After a year or more of having staff working remotely during the coronavirus pandemic, organizations around the world are making plans for workers to return to the office. This planning is the result of infection rates trending downward and an increase in the number of people who have had the vaccine. Employers for many reasons are anxious to bring employees back to the worksite.
Depending on where you live chances are the health authority in your province, state or country have released guidelines that dictate how many people can gather in groups. These guidelines tend to specify the number of people who can congregate along with stipulations about requirements for vaccinated and unvaccinated folks.
Some organizations are forming “Covid Teams”. These teams are responsible for reviewing local health ordinances then creating plans for the safe return of employees back to the worksite. When done right, these “Covid Teams” work alongside the HR department to ensure that employee return to work plans are in harmony with the company’s safety policies and procedures.
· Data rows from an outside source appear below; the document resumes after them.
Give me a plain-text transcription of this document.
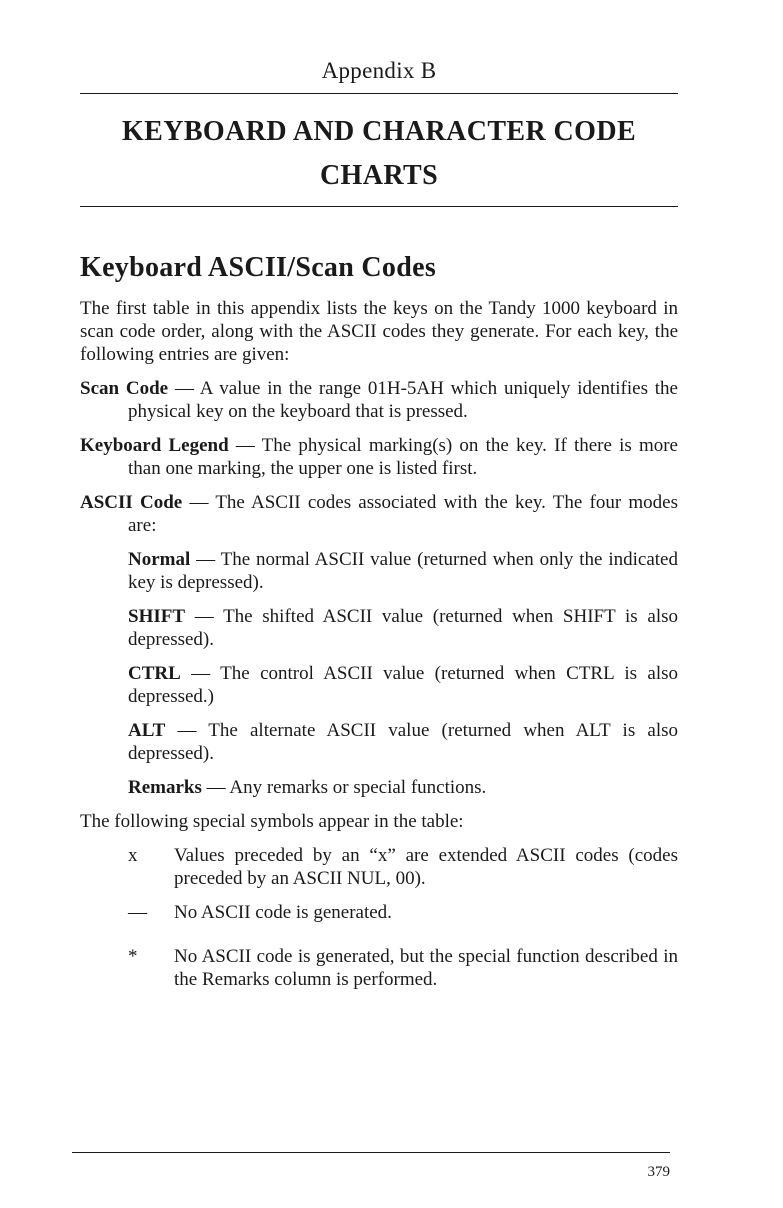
Appendix B
KEYBOARD AND CHARACTER CODE
CHARTS
Keyboard ASCII/Scan Codes

The first table in this appendix lists the keys on the Tandy 1000 keyboard in scan code order, along with the ASCII codes they generate. For each key, the following entries are given:

Scan Code — A value in the range 01H-5AH which uniquely identifies the physical key on the keyboard that is pressed.

Keyboard Legend — The physical marking(s) on the key. If there is more than one marking, the upper one is listed first.

ASCII Code — The ASCII codes associated with the key. The four modes are:

Normal — The normal ASCII value (returned when only the indicated key is depressed).

SHIFT — The shifted ASCII value (returned when SHIFT is also depressed).

CTRL — The control ASCII value (returned when CTRL is also depressed.)

ALT — The alternate ASCII value (returned when ALT is also depressed).

Remarks — Any remarks or special functions.

The following special symbols appear in the table:

x	Values preceded by an “x” are extended ASCII codes (codes preceded by an ASCII NUL, 00).
—	No ASCII code is generated.
*	No ASCII code is generated, but the special function described in the Remarks column is performed.
379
Bringing back employees to the work site after a long absence working from home, it might make sense for your organization to survey its staff to take the pulse of its workers. For some, returning to a worksite can’t come fast enough while others have embraced working from home. You may want to ask if working parents have confirmation about schools reopening in the fall, or if there is still uncertainty about how the next school year will unfold. You may also want to inquire about vaccine rates and the overall confidence your employees have about returning to a more normalized work life in the months ahead.
Bringing employees back slowly to the worksite might be the best tactic when making return-to-work plans. If employees feel as though employers have created post-pandemic safety guidelines that will protect their health, chances are confidence levels will rise. Change management can be hard at the best of times, and creating return-to-work plans post-covid won’t be any different. Slow, gradual steps might take longer but could build more trust and buy-in along the way.
Your employees have become used to encountering plexiglass barriers in restaurants and checkout counters as a normal part of life during the pandemic. These physical barriers might be something you can install in the workplace to provide extra layers of physical protection. Doing so may make your staff feel safer when returning to an in-person work experience.